Better approach: "Experience with dbt or similar transformation tools (Dataform, SQLMesh). Strong SQL and data modeling required."
2. Ignoring SQL Fundamentals for dbt Knowledge
A candidate who knows dbt macros but can't write a window function or explain slowly changing dimensions is limited. dbt is 90% SQL—the other 10% is learnable quickly.
Test this: Give a SQL problem that requires CTEs and window functions. Ask them to explain their approach to modeling a specific business concept.
3. Over-Testing dbt Syntax
Don't quiz candidates on Jinja syntax or specific dbt commands—they can look these up. Instead, test:
- Data modeling decisions ("How would you model subscription revenue for a SaaS product?")
- Quality thinking ("How do you catch data issues before they reach dashboards?")
- Stakeholder communication ("A product manager says the numbers look wrong—walk me through your process")

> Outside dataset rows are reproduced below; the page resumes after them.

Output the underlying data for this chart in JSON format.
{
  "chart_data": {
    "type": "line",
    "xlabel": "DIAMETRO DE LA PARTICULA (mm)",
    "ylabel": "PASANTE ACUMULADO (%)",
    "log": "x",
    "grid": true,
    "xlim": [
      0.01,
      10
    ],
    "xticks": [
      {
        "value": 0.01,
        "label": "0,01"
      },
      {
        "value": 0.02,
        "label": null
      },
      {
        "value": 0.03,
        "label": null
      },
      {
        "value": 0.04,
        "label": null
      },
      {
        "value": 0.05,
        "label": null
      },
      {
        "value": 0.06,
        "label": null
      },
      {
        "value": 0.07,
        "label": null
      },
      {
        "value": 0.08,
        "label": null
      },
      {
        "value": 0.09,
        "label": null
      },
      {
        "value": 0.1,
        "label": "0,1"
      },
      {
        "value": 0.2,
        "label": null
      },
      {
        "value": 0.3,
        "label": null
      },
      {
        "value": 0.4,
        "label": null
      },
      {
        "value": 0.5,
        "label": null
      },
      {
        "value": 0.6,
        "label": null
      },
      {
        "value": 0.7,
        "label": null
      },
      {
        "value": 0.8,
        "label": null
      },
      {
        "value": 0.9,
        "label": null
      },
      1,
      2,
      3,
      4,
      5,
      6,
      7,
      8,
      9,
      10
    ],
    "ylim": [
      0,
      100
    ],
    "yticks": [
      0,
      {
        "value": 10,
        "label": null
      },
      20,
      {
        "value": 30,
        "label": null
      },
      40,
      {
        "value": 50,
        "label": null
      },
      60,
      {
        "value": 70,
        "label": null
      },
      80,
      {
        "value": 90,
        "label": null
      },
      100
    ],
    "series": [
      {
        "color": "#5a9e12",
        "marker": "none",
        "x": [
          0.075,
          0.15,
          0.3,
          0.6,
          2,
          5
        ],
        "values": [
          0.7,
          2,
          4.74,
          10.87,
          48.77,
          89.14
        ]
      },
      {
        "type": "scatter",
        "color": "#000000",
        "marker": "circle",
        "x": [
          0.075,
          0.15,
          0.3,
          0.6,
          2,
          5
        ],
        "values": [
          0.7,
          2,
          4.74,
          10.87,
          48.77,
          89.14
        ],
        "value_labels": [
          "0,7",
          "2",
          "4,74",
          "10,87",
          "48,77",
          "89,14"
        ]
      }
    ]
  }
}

4. Missing the Collaboration Aspect
Analytics Engineers work with stakeholders more than most data roles. A technically strong candidate who can't explain data concepts to non-technical users or gather requirements effectively will struggle. Include behavioral questions about stakeholder communication.
5. Conflating dbt with Data Engineering
dbt is transformation, not the entire data stack. If you need someone to build extraction pipelines, manage Airflow DAGs, or handle Spark jobs, dbt expertise alone isn't enough. Be clear about whether you need an Analytics Engineer or a Data Engineer who also knows dbt.